女性の理想化、つまり、プラトン的な「イデア」を現実の女性に投影することと、性的関係、あるいは恋愛において、その関係が幻想である、ということは、完全に一致しているどころか、前者は後者のごく特別なケースに過ぎない、ということだ。つまり、『女性について何も幻想を持っていないし、全てそのまま受け入れることに何ら抵抗がない』という発言自体も、筆者の用語からすると、「幻想」ということになる。というのは、「女性の現実」などというものは存在しないし、「そのまま受け入れる」というのも、すべてのバイアス(これは、女性側に起因しているだけではなく、受け入れる男性側に起因している場合のほうがむしろ多い)を排除することが、原理的に不可能であるからだ。
つまり、「ありのままの女性をそのまま受け入れる」というのは、男性側の幻想なのだ、と言いたいわけだが、ここで特記すべきことは、それは筆者は「幻想」とみるけれども、否定するどころか、そういう幻想は恋愛にプラスに寄与するものであるなら、大いに奨励すべきだ、と考えていることだ。

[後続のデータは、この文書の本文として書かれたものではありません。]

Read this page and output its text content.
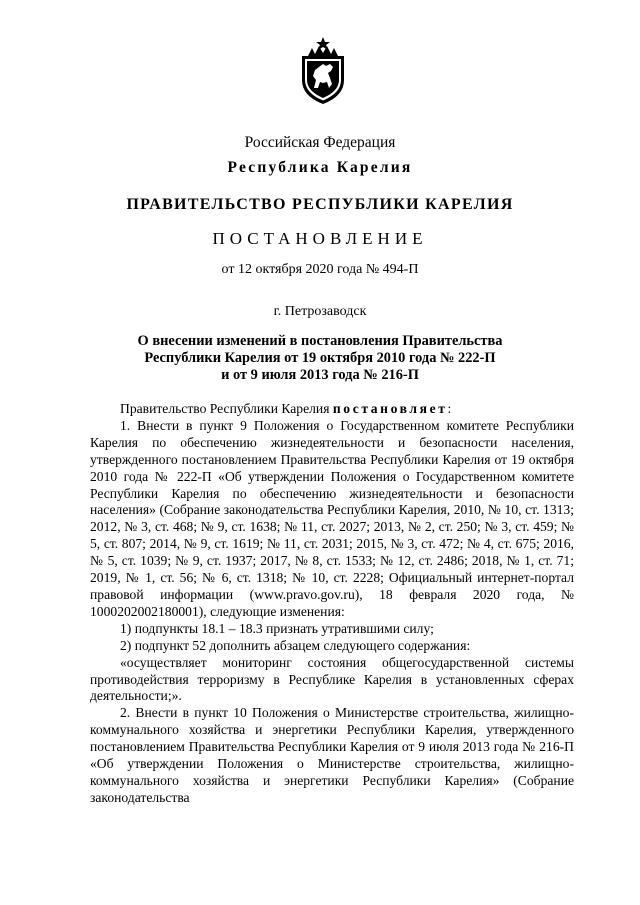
Российская Федерация
Республика Карелия
ПРАВИТЕЛЬСТВО РЕСПУБЛИКИ КАРЕЛИЯ
ПОСТАНОВЛЕНИЕ
от 12 октября 2020 года № 494-П
г. Петрозаводск
О внесении изменений в постановления Правительства
Республики Карелия от 19 октября 2010 года № 222-П
и от 9 июля 2013 года № 216-П

Правительство Республики Карелия постановляет:

1. Внести в пункт 9 Положения о Государственном комитете Республики Карелия по обеспечению жизнедеятельности и безопасности населения, утвержденного постановлением Правительства Республики Карелия от 19 октября 2010 года № 222-П «Об утверждении Положения о Государственном комитете Республики Карелия по обеспечению жизнедеятельности и безопасности населения» (Собрание законодательства Республики Карелия, 2010, № 10, ст. 1313; 2012, № 3, ст. 468; № 9, ст. 1638; № 11, ст. 2027; 2013, № 2, ст. 250; № 3, ст. 459; № 5, ст. 807; 2014, № 9, ст. 1619; № 11, ст. 2031; 2015, № 3, ст. 472; № 4, ст. 675; 2016, № 5, ст. 1039; № 9, ст. 1937; 2017, № 8, ст. 1533; № 12, ст. 2486; 2018, № 1, ст. 71; 2019, № 1, ст. 56; № 6, ст. 1318; № 10, ст. 2228; Официальный интернет-портал правовой информации (www.pravo.gov.ru), 18 февраля 2020 года, № 1000202002180001), следующие изменения:

1) подпункты 18.1 – 18.3 признать утратившими силу;

2) подпункт 52 дополнить абзацем следующего содержания:

«осуществляет мониторинг состояния общегосударственной системы противодействия терроризму в Республике Карелия в установленных сферах деятельности;».

2. Внести в пункт 10 Положения о Министерстве строительства, жилищно-коммунального хозяйства и энергетики Республики Карелия, утвержденного постановлением Правительства Республики Карелия от 9 июля 2013 года № 216-П «Об утверждении Положения о Министерстве строительства, жилищно-коммунального хозяйства и энергетики Республики Карелия» (Собрание законодательства
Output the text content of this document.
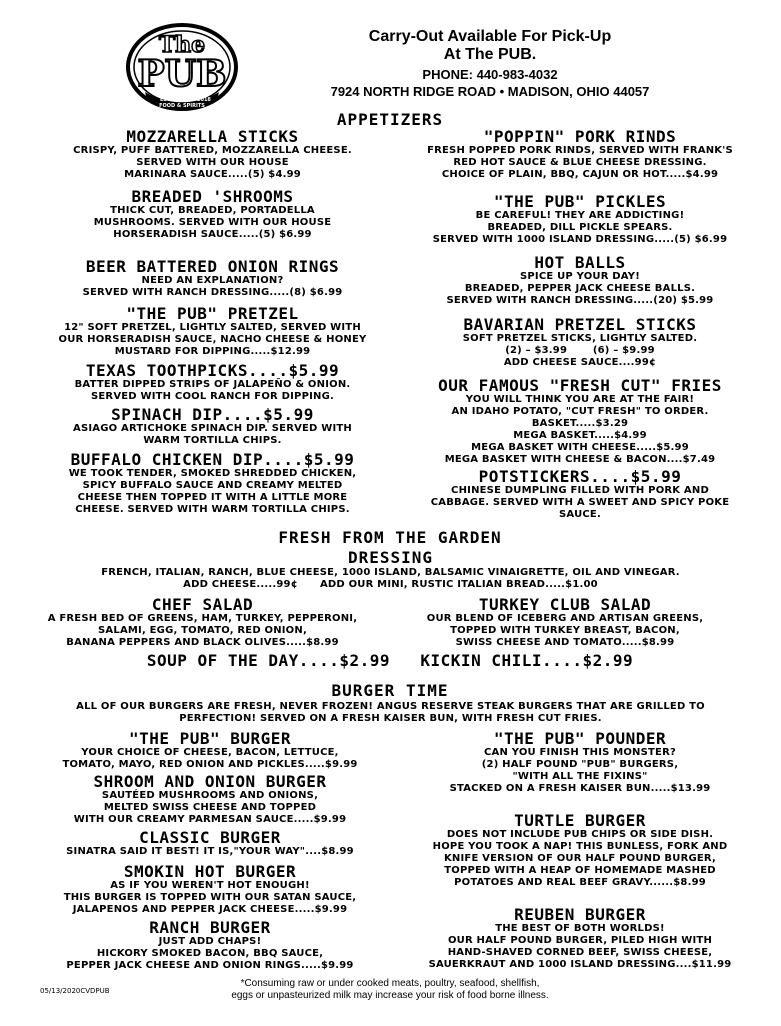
The
PUB
EST.	2018
FOOD & SPIRITS
Carry-Out Available For Pick-Up
At The PUB.
PHONE: 440-983-4032
7924 NORTH RIDGE ROAD • MADISON, OHIO 44057
APPETIZERS
MOZZARELLA STICKS
CRISPY, PUFF BATTERED, MOZZARELLA CHEESE.
SERVED WITH OUR HOUSE
MARINARA SAUCE.....(5) $4.99
BREADED 'SHROOMS
THICK CUT, BREADED, PORTADELLA
MUSHROOMS. SERVED WITH OUR HOUSE
HORSERADISH SAUCE.....(5) $6.99
BEER BATTERED ONION RINGS
NEED AN EXPLANATION?
SERVED WITH RANCH DRESSING.....(8) $6.99
"THE PUB" PRETZEL
12" SOFT PRETZEL, LIGHTLY SALTED, SERVED WITH
OUR HORSERADISH SAUCE, NACHO CHEESE & HONEY
MUSTARD FOR DIPPING.....$12.99
TEXAS TOOTHPICKS....$5.99
BATTER DIPPED STRIPS OF JALAPEÑO & ONION.
SERVED WITH COOL RANCH FOR DIPPING.
SPINACH DIP....$5.99
ASIAGO ARTICHOKE SPINACH DIP. SERVED WITH
WARM TORTILLA CHIPS.
BUFFALO CHICKEN DIP....$5.99
WE TOOK TENDER, SMOKED SHREDDED CHICKEN,
SPICY BUFFALO SAUCE AND CREAMY MELTED
CHEESE THEN TOPPED IT WITH A LITTLE MORE
CHEESE. SERVED WITH WARM TORTILLA CHIPS.
"POPPIN" PORK RINDS
FRESH POPPED PORK RINDS, SERVED WITH FRANK'S
RED HOT SAUCE & BLUE CHEESE DRESSING.
CHOICE OF PLAIN, BBQ, CAJUN OR HOT.....$4.99
"THE PUB" PICKLES
BE CAREFUL! THEY ARE ADDICTING!
BREADED, DILL PICKLE SPEARS.
SERVED WITH 1000 ISLAND DRESSING.....(5) $6.99
HOT BALLS
SPICE UP YOUR DAY!
BREADED, PEPPER JACK CHEESE BALLS.
SERVED WITH RANCH DRESSING.....(20) $5.99
BAVARIAN PRETZEL STICKS
SOFT PRETZEL STICKS, LIGHTLY SALTED.
(2) – $3.99       (6) – $9.99
ADD CHEESE SAUCE....99¢
OUR FAMOUS "FRESH CUT" FRIES
YOU WILL THINK YOU ARE AT THE FAIR!
AN IDAHO POTATO, "CUT FRESH" TO ORDER.
BASKET.....$3.29
MEGA BASKET.....$4.99
MEGA BASKET WITH CHEESE.....$5.99
MEGA BASKET WITH CHEESE & BACON....$7.49
POTSTICKERS....$5.99
CHINESE DUMPLING FILLED WITH PORK AND
CABBAGE. SERVED WITH A SWEET AND SPICY POKE
SAUCE.
FRESH FROM THE GARDEN
DRESSING
FRENCH, ITALIAN, RANCH, BLUE CHEESE, 1000 ISLAND, BALSAMIC VINAIGRETTE, OIL AND VINEGAR.
ADD CHEESE.....99¢      ADD OUR MINI, RUSTIC ITALIAN BREAD.....$1.00
CHEF SALAD
A FRESH BED OF GREENS, HAM, TURKEY, PEPPERONI,
SALAMI, EGG, TOMATO, RED ONION,
BANANA PEPPERS AND BLACK OLIVES.....$8.99
TURKEY CLUB SALAD
OUR BLEND OF ICEBERG AND ARTISAN GREENS,
TOPPED WITH TURKEY BREAST, BACON,
SWISS CHEESE AND TOMATO.....$8.99
SOUP OF THE DAY....$2.99   KICKIN CHILI....$2.99
BURGER TIME
ALL OF OUR BURGERS ARE FRESH, NEVER FROZEN! ANGUS RESERVE STEAK BURGERS THAT ARE GRILLED TO
PERFECTION! SERVED ON A FRESH KAISER BUN, WITH FRESH CUT FRIES.
"THE PUB" BURGER
YOUR CHOICE OF CHEESE, BACON, LETTUCE,
TOMATO, MAYO, RED ONION AND PICKLES.....$9.99
SHROOM AND ONION BURGER
SAUTÉED MUSHROOMS AND ONIONS,
MELTED SWISS CHEESE AND TOPPED
WITH OUR CREAMY PARMESAN SAUCE.....$9.99
CLASSIC BURGER
SINATRA SAID IT BEST! IT IS,"YOUR WAY"....$8.99
SMOKIN HOT BURGER
AS IF YOU WEREN'T HOT ENOUGH!
THIS BURGER IS TOPPED WITH OUR SATAN SAUCE,
JALAPENOS AND PEPPER JACK CHEESE.....$9.99
RANCH BURGER
JUST ADD CHAPS!
HICKORY SMOKED BACON, BBQ SAUCE,
PEPPER JACK CHEESE AND ONION RINGS.....$9.99
"THE PUB" POUNDER
CAN YOU FINISH THIS MONSTER?
(2) HALF POUND "PUB" BURGERS,
"WITH ALL THE FIXINS"
STACKED ON A FRESH KAISER BUN.....$13.99
TURTLE BURGER
DOES NOT INCLUDE PUB CHIPS OR SIDE DISH.
HOPE YOU TOOK A NAP! THIS BUNLESS, FORK AND
KNIFE VERSION OF OUR HALF POUND BURGER,
TOPPED WITH A HEAP OF HOMEMADE MASHED
POTATOES AND REAL BEEF GRAVY......$8.99
REUBEN BURGER
THE BEST OF BOTH WORLDS!
OUR HALF POUND BURGER, PILED HIGH WITH
HAND-SHAVED CORNED BEEF, SWISS CHEESE,
SAUERKRAUT AND 1000 ISLAND DRESSING....$11.99
05/13/2020CVDPUB
*Consuming raw or under cooked meats, poultry, seafood, shellfish,
eggs or unpasteurized milk may increase your risk of food borne illness.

3)つまり、家族とか国民国家とか資本主義とか、現実に作用していると考えられているシステムも、すべて「共同幻想」とみなす立場からすれば、人間の思考、思想もすべからく「幻想」ということになる。かように幻想とは広い意味で用いられており、「女性を理想化する」というプラトニズムとは、そのイデア論を否定するところから、対極に位置することにあると言ってもいい。
4)だから、筆者は、「対立」とは捉えていず、むしろその幻想の内容が異なるだけで、それはごく自然なことである、と考える。なお、
5)『僕の場合、先日書いた話どころでなく、「ふつうに考えればとんでもない話(=ここには書けないような話)」をいくつも経験しているから、今更幻想も持っていない』については、筆者も同様である、と書いておくことにしよう(笑)。ただ、恋愛に限らず、学術研究やイデオロギー追求に関してだって、「幻想」は人間をドライブする原動力として、絶対に必要なのだと思われる。「金持ちになりたい」「有名になりたい」「自分を高めたい」などという欲求(精神分析学的には「欲望」というべきか)も、その内実をよく観察すると、すべて幻想なのであるから。
>山村さん
いやね、怒っているわけじゃないのです。
ウィトゲンシュタインとか、フッサールとか、そのヘンに興味があれば簡単に理解して頂ける話なのになあ。
>突然「幻想」と書かれれば、多くの人にとっては理解は難しい
ふむふむ、そうよね、日常会話用語をテクニカル・タームとして使ったらいけないよね。
コメント (2)
おー、晒し者にしたつもりじゃなかったんだけど...。ま、そうも読めるか。ごめんごめん。
でも、ちょっと素直には賛成しかねるな。(笑)
投稿者: michiaki01 | 2006年01月26日 18:18
日時: 2006年01月26日 18:18
これだけ詳述してあれば、それはそれで理解はできるけど、突然「幻想」と書かれれば、多くの人にとっては理解は難しいだろうね。